If you and your family are going to be relocating to another country in the near future, you're probably both excited and apprehensive at the same time. Experiencing a new culture by living in another country is a life-enriching experience, and you can smooth over the bumps in the road by following a few simple strategies. Following are three ways that you and your family can transition to life abroad as seamlessly as possible.
Be Proactive Against Culture Shock
Culture shock is a very real phenomenon that affects many people who move to another country. Even those who have visited the country where they are moving to are likely to experience culture shock -- bear in mind that actually living in a country is vastly different from experiencing it as a tourist.
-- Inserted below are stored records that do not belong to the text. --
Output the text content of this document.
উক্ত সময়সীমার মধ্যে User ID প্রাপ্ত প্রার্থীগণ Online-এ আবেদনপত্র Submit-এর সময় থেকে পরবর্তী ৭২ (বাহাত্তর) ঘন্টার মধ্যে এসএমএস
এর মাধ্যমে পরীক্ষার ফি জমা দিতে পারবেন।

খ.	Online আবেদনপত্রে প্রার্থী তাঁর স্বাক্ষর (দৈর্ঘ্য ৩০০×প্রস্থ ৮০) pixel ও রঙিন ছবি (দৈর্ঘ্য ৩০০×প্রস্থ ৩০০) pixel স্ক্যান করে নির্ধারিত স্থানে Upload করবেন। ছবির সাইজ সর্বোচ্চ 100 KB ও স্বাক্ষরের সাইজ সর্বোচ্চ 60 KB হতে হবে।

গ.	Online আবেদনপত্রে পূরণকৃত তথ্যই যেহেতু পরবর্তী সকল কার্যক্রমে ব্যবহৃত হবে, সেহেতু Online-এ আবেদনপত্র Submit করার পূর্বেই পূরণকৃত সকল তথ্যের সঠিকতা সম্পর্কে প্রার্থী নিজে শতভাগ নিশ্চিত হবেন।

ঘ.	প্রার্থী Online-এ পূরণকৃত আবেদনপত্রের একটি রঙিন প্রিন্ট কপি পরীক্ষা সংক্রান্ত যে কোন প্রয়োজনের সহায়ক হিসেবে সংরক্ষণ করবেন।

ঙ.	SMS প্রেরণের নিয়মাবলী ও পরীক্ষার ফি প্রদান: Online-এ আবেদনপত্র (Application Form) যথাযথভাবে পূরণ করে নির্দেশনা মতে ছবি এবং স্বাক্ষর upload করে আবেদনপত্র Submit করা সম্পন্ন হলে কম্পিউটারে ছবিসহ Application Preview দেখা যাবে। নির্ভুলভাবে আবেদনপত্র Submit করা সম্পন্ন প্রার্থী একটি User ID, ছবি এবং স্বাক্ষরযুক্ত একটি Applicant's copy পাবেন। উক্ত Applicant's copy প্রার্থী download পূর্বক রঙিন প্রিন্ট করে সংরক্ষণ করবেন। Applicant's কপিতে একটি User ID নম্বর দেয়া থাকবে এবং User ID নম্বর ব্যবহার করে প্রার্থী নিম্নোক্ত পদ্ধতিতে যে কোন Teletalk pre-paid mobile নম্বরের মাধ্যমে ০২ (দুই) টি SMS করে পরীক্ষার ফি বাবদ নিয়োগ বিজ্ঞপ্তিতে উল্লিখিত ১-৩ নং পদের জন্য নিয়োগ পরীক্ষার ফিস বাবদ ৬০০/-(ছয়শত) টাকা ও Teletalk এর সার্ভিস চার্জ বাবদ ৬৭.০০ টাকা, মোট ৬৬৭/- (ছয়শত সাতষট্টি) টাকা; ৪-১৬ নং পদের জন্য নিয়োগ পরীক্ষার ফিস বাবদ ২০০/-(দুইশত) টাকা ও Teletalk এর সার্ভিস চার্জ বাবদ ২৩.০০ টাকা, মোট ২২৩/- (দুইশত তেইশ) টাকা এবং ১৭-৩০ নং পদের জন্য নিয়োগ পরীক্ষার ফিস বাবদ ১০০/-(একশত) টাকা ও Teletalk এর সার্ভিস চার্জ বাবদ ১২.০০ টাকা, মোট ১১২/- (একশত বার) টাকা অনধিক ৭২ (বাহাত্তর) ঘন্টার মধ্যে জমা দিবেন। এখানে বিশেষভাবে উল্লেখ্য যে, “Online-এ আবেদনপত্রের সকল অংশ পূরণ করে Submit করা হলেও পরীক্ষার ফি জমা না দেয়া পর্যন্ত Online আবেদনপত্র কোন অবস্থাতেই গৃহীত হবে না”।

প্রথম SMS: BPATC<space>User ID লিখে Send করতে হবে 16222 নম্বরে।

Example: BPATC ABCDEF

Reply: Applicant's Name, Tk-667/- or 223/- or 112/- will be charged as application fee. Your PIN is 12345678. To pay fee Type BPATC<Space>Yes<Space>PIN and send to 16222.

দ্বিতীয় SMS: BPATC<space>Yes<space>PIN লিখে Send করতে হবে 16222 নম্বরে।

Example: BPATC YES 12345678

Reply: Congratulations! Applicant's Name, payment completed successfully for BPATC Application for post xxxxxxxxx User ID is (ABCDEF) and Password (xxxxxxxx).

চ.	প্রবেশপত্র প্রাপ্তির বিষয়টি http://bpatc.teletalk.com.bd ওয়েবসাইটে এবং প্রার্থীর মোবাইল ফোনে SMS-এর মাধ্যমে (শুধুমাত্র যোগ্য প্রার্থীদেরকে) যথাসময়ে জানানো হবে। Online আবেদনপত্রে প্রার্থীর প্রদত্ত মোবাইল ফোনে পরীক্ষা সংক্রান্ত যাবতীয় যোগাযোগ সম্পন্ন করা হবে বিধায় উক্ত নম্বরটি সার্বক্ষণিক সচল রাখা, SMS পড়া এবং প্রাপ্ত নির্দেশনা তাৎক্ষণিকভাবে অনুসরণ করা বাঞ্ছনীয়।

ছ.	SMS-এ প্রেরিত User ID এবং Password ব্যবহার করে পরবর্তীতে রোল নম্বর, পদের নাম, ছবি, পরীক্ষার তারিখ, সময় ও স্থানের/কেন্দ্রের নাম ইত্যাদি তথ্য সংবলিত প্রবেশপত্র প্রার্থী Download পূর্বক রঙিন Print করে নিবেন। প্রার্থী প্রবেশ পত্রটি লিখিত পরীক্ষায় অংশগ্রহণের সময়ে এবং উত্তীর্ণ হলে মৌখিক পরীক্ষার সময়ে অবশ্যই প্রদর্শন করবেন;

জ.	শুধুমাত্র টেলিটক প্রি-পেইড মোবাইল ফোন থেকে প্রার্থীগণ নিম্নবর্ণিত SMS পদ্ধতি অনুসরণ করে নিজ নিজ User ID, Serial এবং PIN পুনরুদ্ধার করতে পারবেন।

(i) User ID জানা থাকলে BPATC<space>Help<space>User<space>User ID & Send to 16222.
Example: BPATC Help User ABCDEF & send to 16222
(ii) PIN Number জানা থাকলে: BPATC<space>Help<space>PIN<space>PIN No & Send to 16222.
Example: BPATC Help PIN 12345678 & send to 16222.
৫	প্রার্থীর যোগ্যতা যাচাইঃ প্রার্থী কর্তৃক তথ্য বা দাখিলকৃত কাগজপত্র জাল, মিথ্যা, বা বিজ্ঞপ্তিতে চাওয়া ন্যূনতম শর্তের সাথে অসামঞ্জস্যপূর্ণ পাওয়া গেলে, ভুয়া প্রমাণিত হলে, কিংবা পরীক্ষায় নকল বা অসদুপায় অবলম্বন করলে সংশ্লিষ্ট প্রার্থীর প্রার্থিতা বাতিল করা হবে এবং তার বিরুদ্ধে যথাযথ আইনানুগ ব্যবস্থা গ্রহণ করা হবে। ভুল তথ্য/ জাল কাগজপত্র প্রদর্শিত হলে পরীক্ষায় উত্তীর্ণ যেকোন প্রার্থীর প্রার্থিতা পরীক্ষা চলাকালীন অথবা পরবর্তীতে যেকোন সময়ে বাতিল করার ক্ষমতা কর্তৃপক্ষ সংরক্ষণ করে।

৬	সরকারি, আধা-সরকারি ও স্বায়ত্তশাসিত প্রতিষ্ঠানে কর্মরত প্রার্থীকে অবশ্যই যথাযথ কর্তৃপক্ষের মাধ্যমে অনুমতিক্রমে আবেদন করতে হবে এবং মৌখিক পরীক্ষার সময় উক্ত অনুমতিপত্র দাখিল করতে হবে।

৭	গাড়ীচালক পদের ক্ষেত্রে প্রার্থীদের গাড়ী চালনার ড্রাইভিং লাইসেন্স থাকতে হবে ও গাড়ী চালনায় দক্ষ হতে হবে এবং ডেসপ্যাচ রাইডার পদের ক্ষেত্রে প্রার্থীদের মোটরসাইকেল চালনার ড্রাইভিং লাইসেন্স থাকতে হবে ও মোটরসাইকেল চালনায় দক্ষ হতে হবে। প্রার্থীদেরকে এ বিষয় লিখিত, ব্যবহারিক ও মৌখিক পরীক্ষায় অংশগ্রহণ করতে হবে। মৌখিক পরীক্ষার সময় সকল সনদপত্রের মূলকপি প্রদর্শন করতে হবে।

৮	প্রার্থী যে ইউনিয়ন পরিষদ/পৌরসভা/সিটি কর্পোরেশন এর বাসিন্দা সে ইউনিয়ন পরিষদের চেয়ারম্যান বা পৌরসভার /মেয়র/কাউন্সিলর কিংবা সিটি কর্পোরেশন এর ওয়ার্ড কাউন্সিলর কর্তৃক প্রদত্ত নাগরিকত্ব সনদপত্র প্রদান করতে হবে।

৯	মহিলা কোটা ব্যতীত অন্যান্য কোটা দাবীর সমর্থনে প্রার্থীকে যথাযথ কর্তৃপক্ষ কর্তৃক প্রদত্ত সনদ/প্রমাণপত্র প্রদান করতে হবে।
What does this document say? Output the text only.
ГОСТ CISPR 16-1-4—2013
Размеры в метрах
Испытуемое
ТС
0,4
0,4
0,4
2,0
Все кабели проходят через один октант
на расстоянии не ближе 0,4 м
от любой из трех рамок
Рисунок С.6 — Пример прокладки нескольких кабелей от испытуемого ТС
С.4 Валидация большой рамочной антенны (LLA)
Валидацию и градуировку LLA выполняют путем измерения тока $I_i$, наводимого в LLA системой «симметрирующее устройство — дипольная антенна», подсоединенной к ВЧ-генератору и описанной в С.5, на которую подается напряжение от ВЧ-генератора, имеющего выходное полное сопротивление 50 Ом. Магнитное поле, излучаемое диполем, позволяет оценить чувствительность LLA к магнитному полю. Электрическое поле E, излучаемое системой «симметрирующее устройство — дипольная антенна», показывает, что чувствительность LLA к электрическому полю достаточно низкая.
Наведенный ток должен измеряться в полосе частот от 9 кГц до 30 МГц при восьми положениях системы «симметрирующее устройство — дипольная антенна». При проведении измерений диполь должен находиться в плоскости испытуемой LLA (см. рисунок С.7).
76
Fortunately, there are several ways that you can prepare yourself and your family for moving overseas, such as:
- Take a course together in the language of the country in which you'll be living before you make the move.
- Research the city and neighborhood you'll be living in online prior to moving, including local customs regarding clothing.
- Once you make the move, establish local coffee shops, pubs, churches or comfortable, positive places where you can be a part of the community.
Although interacting with citizens of your new country will be an important factor in overcoming culture shock, you should also seek out groups of other Americans who may be living in the same area. Fortunately, the Internet makes this a snap -- look for social media groups comprised of those who have made the move before you.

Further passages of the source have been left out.